Now is the time, more than ever, to invest in gold. Call United Gold Group at (800) 488-3903, and ask to speak to one of our Senior Account Executives, who will be more than willing to help you get on the right track and provide you with the input necessary to make informed and profitable decisions.
When deciding to invest in gold, there are many pitfalls you might want to avoid. This article guides you through the five most common gold investing mistakes.
When you owning gold stocks, they increase the risk to your portfolio simply because you are subject to the volatilities of the stock market. Contrary to belief, this is not investing in the precious metals, but rather investing in the stock market. You do not want to have to wasted your time analyzing balance sheets and statistics. Furthermore, your money would still be mere ‘paper’ and not a real asset.

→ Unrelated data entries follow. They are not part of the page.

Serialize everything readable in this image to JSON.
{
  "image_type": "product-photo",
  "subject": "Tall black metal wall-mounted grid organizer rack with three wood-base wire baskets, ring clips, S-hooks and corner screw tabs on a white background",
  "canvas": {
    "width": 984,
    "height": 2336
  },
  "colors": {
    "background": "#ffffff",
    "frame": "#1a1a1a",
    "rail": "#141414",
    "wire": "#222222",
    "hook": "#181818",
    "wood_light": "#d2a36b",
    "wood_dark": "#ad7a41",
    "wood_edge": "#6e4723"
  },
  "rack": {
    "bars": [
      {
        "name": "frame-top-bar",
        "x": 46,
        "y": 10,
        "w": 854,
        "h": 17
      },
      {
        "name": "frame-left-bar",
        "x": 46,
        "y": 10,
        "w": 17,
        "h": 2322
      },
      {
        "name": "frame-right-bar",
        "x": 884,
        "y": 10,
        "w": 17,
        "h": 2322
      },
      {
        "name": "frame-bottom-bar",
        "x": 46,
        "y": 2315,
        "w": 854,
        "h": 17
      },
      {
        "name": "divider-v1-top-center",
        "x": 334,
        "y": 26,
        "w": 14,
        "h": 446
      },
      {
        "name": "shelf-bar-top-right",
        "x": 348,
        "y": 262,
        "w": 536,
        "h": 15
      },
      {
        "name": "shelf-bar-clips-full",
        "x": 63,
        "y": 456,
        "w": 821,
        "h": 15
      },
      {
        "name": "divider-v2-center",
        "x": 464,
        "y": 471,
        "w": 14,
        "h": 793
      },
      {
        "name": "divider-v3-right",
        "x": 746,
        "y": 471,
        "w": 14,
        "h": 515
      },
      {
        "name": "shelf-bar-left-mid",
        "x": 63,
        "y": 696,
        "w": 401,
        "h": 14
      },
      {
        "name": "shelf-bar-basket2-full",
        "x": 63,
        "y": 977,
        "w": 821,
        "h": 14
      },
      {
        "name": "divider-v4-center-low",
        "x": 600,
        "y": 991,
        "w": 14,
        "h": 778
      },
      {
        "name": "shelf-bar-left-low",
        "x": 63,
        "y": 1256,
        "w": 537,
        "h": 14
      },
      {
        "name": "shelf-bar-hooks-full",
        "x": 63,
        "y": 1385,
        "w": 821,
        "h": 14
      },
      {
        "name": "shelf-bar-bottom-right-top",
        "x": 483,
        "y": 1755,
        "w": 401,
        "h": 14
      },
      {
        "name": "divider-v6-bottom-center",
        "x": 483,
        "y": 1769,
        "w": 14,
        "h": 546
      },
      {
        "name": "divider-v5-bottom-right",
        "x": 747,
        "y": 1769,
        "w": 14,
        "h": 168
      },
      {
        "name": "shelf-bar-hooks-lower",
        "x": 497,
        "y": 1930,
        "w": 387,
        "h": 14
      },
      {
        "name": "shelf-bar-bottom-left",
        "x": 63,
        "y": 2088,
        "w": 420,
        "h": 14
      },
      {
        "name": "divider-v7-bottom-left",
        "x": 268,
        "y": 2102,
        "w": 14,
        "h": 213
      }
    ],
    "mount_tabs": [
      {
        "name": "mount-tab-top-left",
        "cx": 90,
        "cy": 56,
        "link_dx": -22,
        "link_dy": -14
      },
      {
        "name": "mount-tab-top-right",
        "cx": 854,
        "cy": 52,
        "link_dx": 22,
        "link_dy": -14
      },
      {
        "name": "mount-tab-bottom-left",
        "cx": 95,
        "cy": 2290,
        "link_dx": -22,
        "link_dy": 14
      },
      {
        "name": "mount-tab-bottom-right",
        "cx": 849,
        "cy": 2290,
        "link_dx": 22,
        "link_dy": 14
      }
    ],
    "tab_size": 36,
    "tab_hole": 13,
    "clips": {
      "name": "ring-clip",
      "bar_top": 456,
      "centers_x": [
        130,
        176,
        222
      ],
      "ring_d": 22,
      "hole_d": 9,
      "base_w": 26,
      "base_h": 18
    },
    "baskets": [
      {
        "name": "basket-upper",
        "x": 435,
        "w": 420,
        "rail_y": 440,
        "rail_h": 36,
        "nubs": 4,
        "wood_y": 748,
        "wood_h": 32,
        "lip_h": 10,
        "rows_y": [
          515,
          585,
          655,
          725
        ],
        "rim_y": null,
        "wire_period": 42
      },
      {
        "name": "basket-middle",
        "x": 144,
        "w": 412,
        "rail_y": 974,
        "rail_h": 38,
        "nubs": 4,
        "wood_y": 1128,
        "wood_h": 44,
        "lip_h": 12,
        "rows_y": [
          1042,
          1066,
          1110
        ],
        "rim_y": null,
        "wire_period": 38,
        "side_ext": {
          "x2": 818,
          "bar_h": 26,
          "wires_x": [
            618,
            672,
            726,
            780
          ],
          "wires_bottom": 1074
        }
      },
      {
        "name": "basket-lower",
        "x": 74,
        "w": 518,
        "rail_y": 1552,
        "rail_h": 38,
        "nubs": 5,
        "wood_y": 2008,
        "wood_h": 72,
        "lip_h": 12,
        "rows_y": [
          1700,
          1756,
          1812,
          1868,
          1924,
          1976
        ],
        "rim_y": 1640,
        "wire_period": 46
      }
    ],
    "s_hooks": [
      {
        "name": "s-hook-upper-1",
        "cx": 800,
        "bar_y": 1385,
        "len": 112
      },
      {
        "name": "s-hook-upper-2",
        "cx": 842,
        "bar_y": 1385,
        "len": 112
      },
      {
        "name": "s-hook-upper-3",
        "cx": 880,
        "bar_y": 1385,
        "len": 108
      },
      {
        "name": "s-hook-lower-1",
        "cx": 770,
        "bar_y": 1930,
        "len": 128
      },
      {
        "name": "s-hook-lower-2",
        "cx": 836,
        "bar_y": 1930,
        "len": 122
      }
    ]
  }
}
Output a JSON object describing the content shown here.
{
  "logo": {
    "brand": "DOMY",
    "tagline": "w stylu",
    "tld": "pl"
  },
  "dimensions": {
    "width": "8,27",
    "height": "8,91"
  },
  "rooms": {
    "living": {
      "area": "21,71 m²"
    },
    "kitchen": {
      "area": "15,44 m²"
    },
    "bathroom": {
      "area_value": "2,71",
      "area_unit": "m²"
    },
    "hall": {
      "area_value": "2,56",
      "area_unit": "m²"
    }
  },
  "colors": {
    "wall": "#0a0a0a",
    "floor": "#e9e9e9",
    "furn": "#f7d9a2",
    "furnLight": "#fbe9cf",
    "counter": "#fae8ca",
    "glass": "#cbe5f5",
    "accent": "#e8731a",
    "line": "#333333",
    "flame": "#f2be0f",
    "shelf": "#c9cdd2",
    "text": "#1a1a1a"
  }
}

In order to avoid this mistake, do not buy stocks. Instead, buy physical bullion and store your acquired gold in a secure vault to calm your mind and knowing that you have complete control of your new asset.
Every investment requires a rock-solid plan. You should know your goals like your shoe and invest only in stuff that will bring you closer to your wanted outcome. In other words, if you fail to plan, you’re planning to fail!
Once you decided to invest in gold, do not believe that numismatic coins have the same value as gold bullion. A numismatic coin obtains its value not only from its low gold content, but also from its rarity and collectability of that certain coin. It is very hard to judge the purity of such a coin. In order to avoid the risk of it containing high levels of copper, and other non-precious metals, focus on standard gold bullion.
Lots of new investors all make the mistake of buying gold bullion from multiple bullion dealers. Not only is it harder and time-consuming to buy from many dealers at once, but you will also pay several different prices. Simply avoid this pitfall by buying in bulk from one dealer only. This will really limit the expenses and thus lowering your overall costs due to the improved rate you will receive in the end.
Taking action is likely the most important step in the entire investment process. However, if it is so simple, why don’t we just do it then?
The simple answer to the above, is fear. Fear is by far the biggest obstacle that holds you back. On the other hand, fear is what keeps us alive and makes us stay away from dangers. Thus it is really important to have the ability of balancing between the two types of fear.
Being to late to buy gold is huge mistake that many entry investors make. What you should focus on, is buying in the beginning of a cycle and not the end.